Research Goals
The immediate goal for PeerWare was to provide the middleware base for building
a platform supporting distributed and mobile cooperative work, in the context
of the project MOTION,
funded by the European Community. The goal of the project was to build a framework
of teamwork services to develop an enterprise-wide infrastructure for cooperation.
PeerWare should be the core component of such framework, offering the basic
middleware services.
The peculiarity of the application domain suggested us to adopt a peer-to-peer
architecture, assuming that each user is mapped onto a peer that hosts information
about the user and her documents. This solution allows for high degrees of reconfigurability
and flexibility, which becomes especially important when mobility is part of
the picture, as in the case of MOTION.
On the other hand, the requirements posed by the specific scenarios we had
in mind led us in a direction that is somewhat different, and novel, with respect
to currently available peer-to-peer systems. In particular, the following goals
guided the development of PeerWare:
- Focus on middleware instead of applications.
- Our goal was to identify and provide a core and minimal set of
flexible and extensible primitives sufficient to support any kind
of peer-to-peer application, or to constitute the core for higher-level, application-specific
middleware, like in the case of the MOTION platform.
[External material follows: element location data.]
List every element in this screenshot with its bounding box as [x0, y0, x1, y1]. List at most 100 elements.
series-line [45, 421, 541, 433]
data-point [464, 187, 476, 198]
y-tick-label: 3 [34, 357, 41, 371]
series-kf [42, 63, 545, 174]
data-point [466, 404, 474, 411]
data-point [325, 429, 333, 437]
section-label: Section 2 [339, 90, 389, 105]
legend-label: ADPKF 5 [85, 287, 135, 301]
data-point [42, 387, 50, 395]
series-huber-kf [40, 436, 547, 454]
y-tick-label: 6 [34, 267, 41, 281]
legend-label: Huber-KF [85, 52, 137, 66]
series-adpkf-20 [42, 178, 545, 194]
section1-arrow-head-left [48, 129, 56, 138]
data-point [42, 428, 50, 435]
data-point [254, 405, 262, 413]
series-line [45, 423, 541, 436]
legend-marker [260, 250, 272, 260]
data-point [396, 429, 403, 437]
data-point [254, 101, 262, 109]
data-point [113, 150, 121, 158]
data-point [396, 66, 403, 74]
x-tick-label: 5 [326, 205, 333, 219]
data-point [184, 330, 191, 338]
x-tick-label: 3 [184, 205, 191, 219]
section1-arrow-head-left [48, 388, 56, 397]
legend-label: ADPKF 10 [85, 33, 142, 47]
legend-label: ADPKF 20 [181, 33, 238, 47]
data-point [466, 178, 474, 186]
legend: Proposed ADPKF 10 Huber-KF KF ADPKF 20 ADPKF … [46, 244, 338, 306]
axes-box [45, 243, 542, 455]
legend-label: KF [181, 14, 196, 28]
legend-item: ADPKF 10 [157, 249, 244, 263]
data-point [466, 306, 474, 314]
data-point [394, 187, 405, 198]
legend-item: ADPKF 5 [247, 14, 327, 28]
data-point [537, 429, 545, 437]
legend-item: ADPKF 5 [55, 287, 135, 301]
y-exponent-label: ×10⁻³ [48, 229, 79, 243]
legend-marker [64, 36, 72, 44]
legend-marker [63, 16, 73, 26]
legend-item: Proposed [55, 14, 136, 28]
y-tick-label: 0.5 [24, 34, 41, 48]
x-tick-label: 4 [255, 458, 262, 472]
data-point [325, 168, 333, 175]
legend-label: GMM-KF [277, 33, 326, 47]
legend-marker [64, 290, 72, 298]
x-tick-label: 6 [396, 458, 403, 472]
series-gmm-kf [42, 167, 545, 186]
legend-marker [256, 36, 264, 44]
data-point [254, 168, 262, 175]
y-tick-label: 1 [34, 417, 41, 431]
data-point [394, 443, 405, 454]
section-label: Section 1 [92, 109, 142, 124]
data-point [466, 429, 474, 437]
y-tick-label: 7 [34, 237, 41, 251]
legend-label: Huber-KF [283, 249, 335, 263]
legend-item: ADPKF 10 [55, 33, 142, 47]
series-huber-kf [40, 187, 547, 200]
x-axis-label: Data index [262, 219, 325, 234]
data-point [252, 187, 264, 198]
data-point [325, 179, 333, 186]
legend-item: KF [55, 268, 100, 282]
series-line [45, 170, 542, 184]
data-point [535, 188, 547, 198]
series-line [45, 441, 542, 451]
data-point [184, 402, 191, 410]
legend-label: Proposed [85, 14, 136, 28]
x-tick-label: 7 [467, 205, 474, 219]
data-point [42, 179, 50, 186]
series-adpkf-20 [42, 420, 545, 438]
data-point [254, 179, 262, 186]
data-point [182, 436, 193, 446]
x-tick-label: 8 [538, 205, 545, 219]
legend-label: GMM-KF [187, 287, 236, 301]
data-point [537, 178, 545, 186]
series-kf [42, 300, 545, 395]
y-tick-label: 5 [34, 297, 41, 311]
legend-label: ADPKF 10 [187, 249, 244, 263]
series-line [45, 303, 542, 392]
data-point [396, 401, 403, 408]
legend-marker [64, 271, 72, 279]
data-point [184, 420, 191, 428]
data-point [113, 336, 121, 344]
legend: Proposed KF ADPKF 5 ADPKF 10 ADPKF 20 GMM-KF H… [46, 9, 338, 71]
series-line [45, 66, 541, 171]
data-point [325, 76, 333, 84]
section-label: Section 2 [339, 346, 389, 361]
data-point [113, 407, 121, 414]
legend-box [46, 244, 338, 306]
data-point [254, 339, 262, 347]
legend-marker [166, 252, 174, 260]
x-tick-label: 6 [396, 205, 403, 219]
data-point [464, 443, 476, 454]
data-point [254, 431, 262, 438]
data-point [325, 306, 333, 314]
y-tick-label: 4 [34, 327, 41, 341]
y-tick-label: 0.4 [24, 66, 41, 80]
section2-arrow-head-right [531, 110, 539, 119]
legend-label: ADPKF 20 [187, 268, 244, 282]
- Provide "complete" searching services in a scalable manner.
- Most of currently available peer-to-peer systems are oriented toward the
Internet. As a consequence, their searching mechanisms adopt best-effort approaches,
which are not adequate for enterprise wide cooperative applications. Consequently,
one of our primary goals in PeerWarewas to implement "complete"
searches in a scalable manner. Perhaps not so scalable to be used on the Internet,
with millions of nodes, but scalable enough to cope with the size of a large
enterprise.
- Integrate in a single unifying model both proactive and reactive primitives.
- Advanced collaboration cannot be based only on proactive services, like
the ability of searching the shared information space for specific documents
when needed. Similar services are fundamental to support collaboration but
the proactive paradigm is not enough. Reactive services, like the ability
to be notified if a new document appears or a user joins the system are also
required. PeerWare integrates both services.